How well does the model’s performance using SVM classification and the Chi-Square feature selection method fare in conducting sentiment analysis of user reviews for the Mobile JKN application?
What is the optimal value of the regularized constant hyperparameter for the SVM method in sentiment analysis of user reviews for the Mobile JKN application, as determined by the F1-Score metric?

1.2. Model Limitation

The model in this study is limited by the following conditions:

The method employed includes Chi-Square feature selection and the SVM classification method;
The data used comprise reviews of the Mobile JKN application from the Indonesian Google Play Store, with a total of 7020 reviews collected through scraping between 1 February 2023, and 20 March 2023;
Sentiment analysis is performed by categorizing review data into two classes: positive sentiment and negative sentiment;
Sentiment analysis and computations are conducted using the Python programming language with an interpreter in the DataSpell IDE;
Model performance improvement is based on the F1-Score metric with hyperparameter tuning for the regularized constant and the “linear” kernel.

1.3. Broad Objectives

Obtain sentiment analysis results of user reviews for the Mobile JKN application;
Attain model performance for sentiment analysis of user reviews for the Mobile JKN application;
Determine the optimal value of the regularized constant hyperparameter for sentiment analysis of user reviews for the Mobile JKN application.

1.4. Contributions of This Work

Advanced Framework Integration: This study pioneers the integration of Support Vector Machine (SVM) classification and Chi-Square feature selection within a unified framework. This innovative amalgamation aims to harness the strengths of both techniques, leading to improved sentiment analysis accuracy and robustness;
Hyperparameter-Tuned Model: A significant contribution lies in the introduction of hyperparameter tuning, specifically optimizing the regularized constant, to tailor the SVM model’s performance for sentiment analysis. This strategic optimization, based on the F1-Score metric, showcases a commitment to refining model predictions for imbalanced datasets;
Focused Domain Application: The applicability of this approach extends to user-generated content by employing a dataset of Mobile JKN application reviews. This application-focused approach addresses the nuances and challenges unique to sentiment analysis in the context of real-world user reviews;
Clear Experimental Insights: This study provides a clear and detailed overview of the experimental methodology, encompassing text preprocessing, feature selection, model training, and performance evaluation. By elucidating each step, it offers insights into the mechanics and effectiveness of the approach;
Model Limitations and Significance: Recognizing the boundaries of this work, a dedicated section on model limitations is presented. This candid exploration of potential constraints contributes to a well-rounded understanding of the scope and implications of the research.

2. Materials and Methods

The method used in this study is the SVM algorithm and Chi-Square feature selection for classifying textual data of user reviews of the Mobile JKN application on the Google Play Store. The programming language used for this research is Python. In this study, the user review data of the Mobile JKN application on the Google Play Store was divided into two classes: positive sentiment and negative sentiment. The framework employed in this study includes text preprocessing, word representation, feature selection, classification, model performance evaluation, and hyperparameter tuning. The detailed process can be seen in the flowchart in Figure 1.

2.1. Data Collection

The data used in this study are user review data of the Mobile JKN application. The Mobile JKN application is an application developed by BPJS Kesehatan (Indonesia’s National Health Insurance) to provide public health services to prospective participants or participants of the JKN-KIS program [25]. The services provided by the Mobile JKN application include participant registration, displaying participant information, updating participant data, availability of hospital beds according to class, covered medicines, billing information, operation schedules, service registration, health screening, and others.
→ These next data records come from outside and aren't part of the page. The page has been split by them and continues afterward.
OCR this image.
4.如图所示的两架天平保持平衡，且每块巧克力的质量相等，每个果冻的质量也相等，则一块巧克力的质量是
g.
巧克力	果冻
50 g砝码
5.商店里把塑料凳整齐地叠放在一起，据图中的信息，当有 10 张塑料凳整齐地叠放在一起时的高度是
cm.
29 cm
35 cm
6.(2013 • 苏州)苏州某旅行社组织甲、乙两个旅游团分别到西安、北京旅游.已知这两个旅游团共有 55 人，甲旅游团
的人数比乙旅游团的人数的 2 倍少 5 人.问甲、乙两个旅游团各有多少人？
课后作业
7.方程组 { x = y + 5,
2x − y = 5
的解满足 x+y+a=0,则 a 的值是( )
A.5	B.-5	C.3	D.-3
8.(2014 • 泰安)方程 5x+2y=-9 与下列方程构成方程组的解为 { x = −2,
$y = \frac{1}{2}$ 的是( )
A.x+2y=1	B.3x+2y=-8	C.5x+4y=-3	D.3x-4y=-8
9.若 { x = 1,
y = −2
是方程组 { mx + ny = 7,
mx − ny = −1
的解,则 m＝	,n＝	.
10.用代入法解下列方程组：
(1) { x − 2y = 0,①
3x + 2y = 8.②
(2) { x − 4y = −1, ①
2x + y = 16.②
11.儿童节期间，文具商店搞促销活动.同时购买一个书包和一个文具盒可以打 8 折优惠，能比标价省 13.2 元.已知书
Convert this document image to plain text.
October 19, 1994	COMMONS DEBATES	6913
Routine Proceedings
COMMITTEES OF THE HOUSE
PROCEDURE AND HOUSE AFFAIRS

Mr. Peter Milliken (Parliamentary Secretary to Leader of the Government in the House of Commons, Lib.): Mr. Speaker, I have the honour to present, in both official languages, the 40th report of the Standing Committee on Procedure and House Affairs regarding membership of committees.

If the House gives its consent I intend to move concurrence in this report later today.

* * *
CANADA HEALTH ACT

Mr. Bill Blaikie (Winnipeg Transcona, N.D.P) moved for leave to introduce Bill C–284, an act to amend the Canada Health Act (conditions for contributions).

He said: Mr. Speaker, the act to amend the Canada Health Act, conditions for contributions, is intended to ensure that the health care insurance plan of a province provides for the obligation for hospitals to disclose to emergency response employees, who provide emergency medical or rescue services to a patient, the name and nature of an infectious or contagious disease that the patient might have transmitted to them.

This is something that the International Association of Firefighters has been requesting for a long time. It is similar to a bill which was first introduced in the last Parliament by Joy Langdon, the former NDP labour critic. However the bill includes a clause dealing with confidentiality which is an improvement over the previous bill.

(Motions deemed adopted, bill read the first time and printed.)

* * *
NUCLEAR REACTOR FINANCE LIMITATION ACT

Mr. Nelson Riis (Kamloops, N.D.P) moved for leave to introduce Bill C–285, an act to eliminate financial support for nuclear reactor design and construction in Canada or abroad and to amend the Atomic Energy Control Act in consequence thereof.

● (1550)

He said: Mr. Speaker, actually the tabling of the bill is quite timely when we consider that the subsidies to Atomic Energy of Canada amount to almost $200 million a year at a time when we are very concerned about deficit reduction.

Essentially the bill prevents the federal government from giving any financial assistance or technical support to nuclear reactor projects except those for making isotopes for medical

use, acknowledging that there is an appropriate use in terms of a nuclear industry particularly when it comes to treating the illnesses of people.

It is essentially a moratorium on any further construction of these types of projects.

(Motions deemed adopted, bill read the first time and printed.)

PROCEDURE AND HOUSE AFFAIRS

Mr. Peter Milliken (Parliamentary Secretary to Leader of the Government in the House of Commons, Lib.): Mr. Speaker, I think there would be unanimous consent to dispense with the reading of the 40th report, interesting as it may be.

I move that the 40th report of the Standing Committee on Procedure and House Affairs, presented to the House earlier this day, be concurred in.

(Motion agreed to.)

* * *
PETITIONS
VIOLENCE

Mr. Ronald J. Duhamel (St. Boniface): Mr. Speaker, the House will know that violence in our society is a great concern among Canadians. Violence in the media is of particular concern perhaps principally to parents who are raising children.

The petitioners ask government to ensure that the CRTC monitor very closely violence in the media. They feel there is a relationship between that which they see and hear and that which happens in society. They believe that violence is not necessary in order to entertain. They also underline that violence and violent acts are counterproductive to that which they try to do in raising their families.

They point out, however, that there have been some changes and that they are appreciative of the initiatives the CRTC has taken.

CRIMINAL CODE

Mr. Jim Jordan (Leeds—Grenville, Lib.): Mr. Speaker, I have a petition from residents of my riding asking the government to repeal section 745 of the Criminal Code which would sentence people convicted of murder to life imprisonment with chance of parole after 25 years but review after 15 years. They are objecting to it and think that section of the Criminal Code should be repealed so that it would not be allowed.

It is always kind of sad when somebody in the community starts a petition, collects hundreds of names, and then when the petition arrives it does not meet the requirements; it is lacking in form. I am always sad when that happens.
Bahri et al. (2022) [26] stated that in 2022, the number of BPJS Kesehatan participants reached 237,923,846 people, which is equivalent to 86.87% of the total population of Indonesia, which is 278,752,361, and the number of Mobile JKN application users as of 27 May 2022, was 16,346,826 people.

The reviews were obtained by scraping data from the Google Play Store through the link https://play.google.com/store/apps/details?id=app.bpjs.Mobile&hl=id&gl=US (accessed on 7 March 2023). Data collection was conducted using the google-play-scraper library with the Python programming language from 1 February 2023 to 20 March 2023, resulting in 7020 reviews. The user review data used in this study are in the Indonesian language. The data were manually labeled as positive or negative by reading each review individually. The reviews were only given positive or negative labels because it was difficult to determine the polarity of neutral sentiment sentences. Positive sentiment is defined as user reviews that contain praise and satisfaction with the provided application services. Negative sentiment is defined as user reviews that mention difficulties or sentences that express dissatisfaction with the Mobile JKN application.

2.2. Text Preprocessing

Text preprocessing is performed to remove noise from the text to improve the accuracy of the machine learning model [27]. The implementation of good text preprocessing can enhance the model’s performance. Putra et al. (2020) [28] stated that text preprocessing generally consists of the following four stages:

Case folding is the process of converting all letters to lowercase;
Stopword filtering is the process of removing meaningless words. For example, words like “malah,” “adalah,” “di,” “ke,” and “yang” will be eliminated in this stage.
Tokenizing is the process of splitting sentences into several words. Typically, each word is separated by a space delimiter, so in this case, a space delimiter will be used;
Stemming is the process of extracting or reducing affixes to obtain the base form of words.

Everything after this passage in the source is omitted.